在python中，在使用itertools groupby模块时遇到了这种奇怪的现象.

在python中，变量分配意味着向新变量分配自己的内存，而不是指向原始内存的指针(据我了解，如果不正确，请告知我):

y = 7
x = y    
y = 9

x will still be 7

但是，当我使用groupby模块时，我正在使用该模块将具有相同密钥的项目归为一组.我想要两个组，因为在原始组上重复是没有用的，因为内存已经被修改了.示例:

for key, group in groupby(rows, lambda x: x[0]):

    data = [thing[1] for thing in group] #accesses 1st attribute of element
    data2 = [thing[2] for thing in group] # would yield [] as group is empty

因此，我尝试了以下方法:

for key, group in groupby(rows, lambda x: x[0]):
    #create a copy of group to reiterate over
    toup = group

    print toup #<itertools._grouper object at 0x1039a8850>
    print group #<itertools._grouper object at 0x1039a8850>

    data = [thing[1] for thing in group] #accesses 1st attribute of element
    data2 = [thing[2] for thing in toup]

data2应该访问第二项，但会产生[]，因为它们都共享相同的内存

我的问题是为什么会这样?不应该将组分配给toup意味着toup在不同的十六进制地址位置会拥有组内存的副本吗?

还有什么可以解决这个问题的方法，这样我就不必编写两个groupby迭代了?

解决方案

您声明:

在python中，变量分配意味着将新变量分配为其 自己的内存，而不是指向原始内存的指针(来自我的 了解是否不正确，请通知我):

那是不正确的. Python名称可以具有(有时)类似于C变量的方面，也可以具有(有时)类似于C指针的方面.试图说他们像另一个一样，只是令人困惑.别.认为它们是Python的独特和习惯用法.
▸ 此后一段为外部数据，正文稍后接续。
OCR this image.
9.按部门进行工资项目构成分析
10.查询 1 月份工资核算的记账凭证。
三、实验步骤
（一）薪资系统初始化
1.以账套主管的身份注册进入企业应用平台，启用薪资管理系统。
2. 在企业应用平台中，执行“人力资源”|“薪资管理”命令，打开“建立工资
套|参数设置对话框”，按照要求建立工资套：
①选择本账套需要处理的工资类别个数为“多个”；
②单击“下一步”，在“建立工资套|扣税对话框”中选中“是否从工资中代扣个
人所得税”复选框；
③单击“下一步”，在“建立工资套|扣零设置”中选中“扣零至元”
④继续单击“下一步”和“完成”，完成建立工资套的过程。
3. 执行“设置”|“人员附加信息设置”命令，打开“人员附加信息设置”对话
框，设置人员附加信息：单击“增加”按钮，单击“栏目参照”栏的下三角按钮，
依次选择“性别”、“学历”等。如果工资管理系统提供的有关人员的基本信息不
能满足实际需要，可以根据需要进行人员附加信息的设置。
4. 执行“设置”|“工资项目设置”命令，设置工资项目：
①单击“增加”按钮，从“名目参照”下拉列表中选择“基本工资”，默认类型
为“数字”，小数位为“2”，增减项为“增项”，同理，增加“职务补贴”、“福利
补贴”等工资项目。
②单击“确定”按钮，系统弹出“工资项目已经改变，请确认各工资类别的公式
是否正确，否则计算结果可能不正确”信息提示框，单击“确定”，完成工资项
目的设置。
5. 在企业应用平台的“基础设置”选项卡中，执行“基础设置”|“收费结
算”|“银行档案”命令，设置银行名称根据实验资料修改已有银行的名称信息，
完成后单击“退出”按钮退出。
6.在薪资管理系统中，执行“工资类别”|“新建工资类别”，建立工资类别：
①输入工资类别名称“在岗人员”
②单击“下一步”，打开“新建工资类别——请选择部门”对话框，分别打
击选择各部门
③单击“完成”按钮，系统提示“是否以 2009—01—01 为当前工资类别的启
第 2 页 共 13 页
Python变量"应该更多地被视为名称.即使您不打算引用同一内存位置，也可能有多个 .

示例:

>>> y=7
>>> x=7
>>> x is y
True
>>> id(x)
140316099265400
>>> id(y)
140316099265400

并且(由于实习，以下可能是的，有关短整数的实习，请参见 PEP 237 .实施细节):

>>> x=9
>>> y=5+4
>>> x is y
True

如果通过比较它们的内存地址，这两个对象是相同的对象，则Python is运算符将返回True. id函数返回该地址.

最后一个例子:

>>> li1=[1,2,3]
>>> li2=[1,2,3]
>>> li1==li2
True
>>> li1 is li2
False

即使li1 == li2，它们也必须是单独的列表，否则，如果您更改一个列表，则两者都将更改，如本例所示:

>>> li1=[1,2,3]
>>> li2=li1
>>> li1.append(4)
>>> li2
[1, 2, 3, 4]
>>> li1==li2
True
>>> li1 is li2
True

(请务必理解另一个经典错误所有Python程序员迟早都会犯的错误.这是由多次引用引起的到单个可变对象，然后期望一个引用的行为像单个对象一样.)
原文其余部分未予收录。